BOC is a receptor-like protein that, with the related factor CDO, belongs to a newly recognized subfamily within the immunoglobulin superfamily of cell-surface molecules. BOC and CDO form complexes that positively regulate myogenesis in vitro. To gain a better understanding of the role of boc during vertebrate embryogenesis and whether it could cooperate with cdo in vivo, we carried out an extensive in situ hybridization analysis of boc expression in mouse embryos from E7.0 to E17.5. Our results show that boc is widely expressed during murine embryogenesis, in a spatially and temporally restricted pattern. Overall, the highest levels of boc expression are detected between E10.5 and E15.5, with the strongest signals observed in the developing musculoskeletal and central nervous systems. At late stages of development, boc expression becomes more restricted and is limited primarily to regions harboring proliferating cells, undifferentiated cells, or both. This expression pattern is strikingly similar to that described for cdo (Mulieri et al., 2000). The overlapping expression patterns of cdo and boc in vivo, combined with the promotion of myogenesis by CDO/BOC complexes in cultured cells, strongly suggests that these proteins play a role together in the determination, differentiation, or both, of numerous cell types during vertebrate embryogenesis.

BOC, an Ig superfamily member, associates with CDO to positively regulate myogenic differentiation.

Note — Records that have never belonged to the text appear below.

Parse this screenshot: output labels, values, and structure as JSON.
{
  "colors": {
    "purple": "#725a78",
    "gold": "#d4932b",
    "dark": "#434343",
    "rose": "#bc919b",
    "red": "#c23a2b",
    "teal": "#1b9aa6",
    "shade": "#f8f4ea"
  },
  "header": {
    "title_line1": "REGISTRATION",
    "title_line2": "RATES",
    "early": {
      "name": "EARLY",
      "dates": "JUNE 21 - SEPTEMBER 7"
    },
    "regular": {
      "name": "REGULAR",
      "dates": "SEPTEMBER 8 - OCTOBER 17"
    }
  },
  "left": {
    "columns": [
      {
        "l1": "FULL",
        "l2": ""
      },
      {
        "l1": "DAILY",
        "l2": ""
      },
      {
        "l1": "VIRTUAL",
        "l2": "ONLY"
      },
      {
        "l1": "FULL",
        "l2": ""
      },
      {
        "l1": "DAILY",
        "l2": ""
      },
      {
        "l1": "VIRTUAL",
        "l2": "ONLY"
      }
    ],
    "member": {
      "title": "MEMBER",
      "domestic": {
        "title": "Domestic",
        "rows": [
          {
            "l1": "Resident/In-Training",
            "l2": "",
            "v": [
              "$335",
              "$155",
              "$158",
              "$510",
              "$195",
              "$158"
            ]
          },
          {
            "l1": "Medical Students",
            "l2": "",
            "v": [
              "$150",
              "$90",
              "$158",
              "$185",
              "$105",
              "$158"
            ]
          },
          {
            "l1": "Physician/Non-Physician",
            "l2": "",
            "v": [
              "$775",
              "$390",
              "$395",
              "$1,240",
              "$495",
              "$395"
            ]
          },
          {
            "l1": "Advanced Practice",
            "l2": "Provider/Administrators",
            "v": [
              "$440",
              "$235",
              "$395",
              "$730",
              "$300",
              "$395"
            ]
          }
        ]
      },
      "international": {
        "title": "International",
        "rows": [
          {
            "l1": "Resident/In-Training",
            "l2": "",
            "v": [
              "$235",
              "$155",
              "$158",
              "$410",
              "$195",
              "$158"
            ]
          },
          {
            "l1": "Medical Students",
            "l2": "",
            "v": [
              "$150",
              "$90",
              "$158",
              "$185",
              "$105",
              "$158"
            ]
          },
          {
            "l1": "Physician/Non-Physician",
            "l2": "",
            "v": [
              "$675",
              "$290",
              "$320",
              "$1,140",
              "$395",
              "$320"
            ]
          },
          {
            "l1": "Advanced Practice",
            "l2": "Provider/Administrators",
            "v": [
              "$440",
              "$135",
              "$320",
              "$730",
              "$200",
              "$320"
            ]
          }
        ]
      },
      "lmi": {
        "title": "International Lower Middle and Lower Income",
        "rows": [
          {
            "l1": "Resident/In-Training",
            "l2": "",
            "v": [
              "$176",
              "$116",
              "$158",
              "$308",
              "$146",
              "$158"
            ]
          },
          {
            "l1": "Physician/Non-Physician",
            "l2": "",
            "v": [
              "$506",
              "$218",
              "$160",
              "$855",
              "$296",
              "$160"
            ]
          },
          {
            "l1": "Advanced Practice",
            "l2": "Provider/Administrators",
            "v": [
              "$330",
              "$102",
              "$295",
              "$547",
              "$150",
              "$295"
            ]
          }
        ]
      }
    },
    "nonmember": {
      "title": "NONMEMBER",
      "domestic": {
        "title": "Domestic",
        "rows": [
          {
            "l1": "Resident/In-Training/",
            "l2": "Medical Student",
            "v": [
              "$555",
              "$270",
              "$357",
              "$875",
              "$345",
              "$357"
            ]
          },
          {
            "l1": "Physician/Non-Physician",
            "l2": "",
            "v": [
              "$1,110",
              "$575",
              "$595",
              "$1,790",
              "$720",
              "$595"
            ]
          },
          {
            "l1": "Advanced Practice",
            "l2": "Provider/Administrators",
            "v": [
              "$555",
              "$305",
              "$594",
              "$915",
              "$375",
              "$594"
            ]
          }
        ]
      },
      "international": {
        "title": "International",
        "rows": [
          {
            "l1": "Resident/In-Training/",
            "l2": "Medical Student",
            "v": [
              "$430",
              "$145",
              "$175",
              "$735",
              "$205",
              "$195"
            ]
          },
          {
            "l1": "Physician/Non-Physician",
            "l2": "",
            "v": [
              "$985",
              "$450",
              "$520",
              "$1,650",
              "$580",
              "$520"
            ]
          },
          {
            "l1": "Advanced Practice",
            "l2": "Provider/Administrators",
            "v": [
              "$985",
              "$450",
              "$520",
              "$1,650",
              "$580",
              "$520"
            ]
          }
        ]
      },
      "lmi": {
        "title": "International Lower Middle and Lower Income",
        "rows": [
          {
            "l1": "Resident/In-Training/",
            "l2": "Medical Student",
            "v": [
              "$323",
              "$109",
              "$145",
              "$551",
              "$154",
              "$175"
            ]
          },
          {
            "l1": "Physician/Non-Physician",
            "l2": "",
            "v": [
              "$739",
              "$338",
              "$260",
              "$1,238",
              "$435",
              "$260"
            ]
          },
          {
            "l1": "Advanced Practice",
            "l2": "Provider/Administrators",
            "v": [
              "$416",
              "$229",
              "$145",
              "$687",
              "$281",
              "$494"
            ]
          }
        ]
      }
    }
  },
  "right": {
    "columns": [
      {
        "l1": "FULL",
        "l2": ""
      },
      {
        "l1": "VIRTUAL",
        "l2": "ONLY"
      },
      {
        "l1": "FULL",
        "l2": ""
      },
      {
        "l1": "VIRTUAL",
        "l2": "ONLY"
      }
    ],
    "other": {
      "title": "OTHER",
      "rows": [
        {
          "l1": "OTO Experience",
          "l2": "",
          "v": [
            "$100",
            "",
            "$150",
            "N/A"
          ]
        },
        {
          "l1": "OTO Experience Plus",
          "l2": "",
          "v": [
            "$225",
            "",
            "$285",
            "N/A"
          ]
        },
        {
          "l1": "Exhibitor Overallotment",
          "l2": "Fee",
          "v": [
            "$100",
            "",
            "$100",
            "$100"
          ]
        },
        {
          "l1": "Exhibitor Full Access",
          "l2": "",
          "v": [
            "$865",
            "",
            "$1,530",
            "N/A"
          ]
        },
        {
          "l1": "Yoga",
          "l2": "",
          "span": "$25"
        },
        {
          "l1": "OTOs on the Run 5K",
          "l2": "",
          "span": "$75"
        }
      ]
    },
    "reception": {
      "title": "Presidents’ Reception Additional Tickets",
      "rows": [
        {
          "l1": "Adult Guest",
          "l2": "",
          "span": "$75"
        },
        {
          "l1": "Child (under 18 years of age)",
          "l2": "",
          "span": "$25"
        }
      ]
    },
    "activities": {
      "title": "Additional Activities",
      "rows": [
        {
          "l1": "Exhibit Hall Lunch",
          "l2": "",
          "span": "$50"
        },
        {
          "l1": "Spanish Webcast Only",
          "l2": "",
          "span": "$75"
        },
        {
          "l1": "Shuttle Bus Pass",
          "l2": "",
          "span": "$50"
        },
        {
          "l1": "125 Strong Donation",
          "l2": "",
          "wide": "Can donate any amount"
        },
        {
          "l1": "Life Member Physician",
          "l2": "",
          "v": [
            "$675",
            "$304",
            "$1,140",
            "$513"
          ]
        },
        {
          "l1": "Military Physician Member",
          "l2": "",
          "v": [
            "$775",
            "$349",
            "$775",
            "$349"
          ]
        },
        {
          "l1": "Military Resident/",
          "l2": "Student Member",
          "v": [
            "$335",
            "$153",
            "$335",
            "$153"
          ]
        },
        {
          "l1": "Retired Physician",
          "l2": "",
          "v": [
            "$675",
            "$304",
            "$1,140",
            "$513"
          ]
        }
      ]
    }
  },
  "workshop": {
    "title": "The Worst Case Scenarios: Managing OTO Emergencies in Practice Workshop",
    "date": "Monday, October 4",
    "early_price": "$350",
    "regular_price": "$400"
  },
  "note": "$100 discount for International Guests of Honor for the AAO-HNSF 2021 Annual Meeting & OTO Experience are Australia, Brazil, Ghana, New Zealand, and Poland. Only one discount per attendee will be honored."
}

CDO is a cell surface receptor-like protein that positively regulates myogenic differentiation. Reported here is the identification of BOC, which, with CDO, defines a newly recognized subfamily within the immunoglobulin superfamily. cdo and boc are co-expressed in muscle precursors in the developing mouse embryo. Like CDO, BOC accelerates differentiation of cultured myoblast cell lines and participates in a positive feedback loop with the myogenic transcription factor, MyoD. CDO and BOC form complexes in a cis fashion via association of both their ectodomains and their intracellular domains. A soluble fusion protein that contains the entire BOC ectodomain functions similarly to full-length BOC to promote myogenic differentiation, indicating that the intracellular region is dispensable for its activity in this system. Furthermore, a dominant-negative form of CDO inhibits the pro-myogenic effects of soluble BOC, suggesting that BOC is dependent on CDO for its activity. CDO and BOC are proposed to be components of a receptor complex that mediates some of the cell-cell interactions between muscle precursors that are required for myogenesis.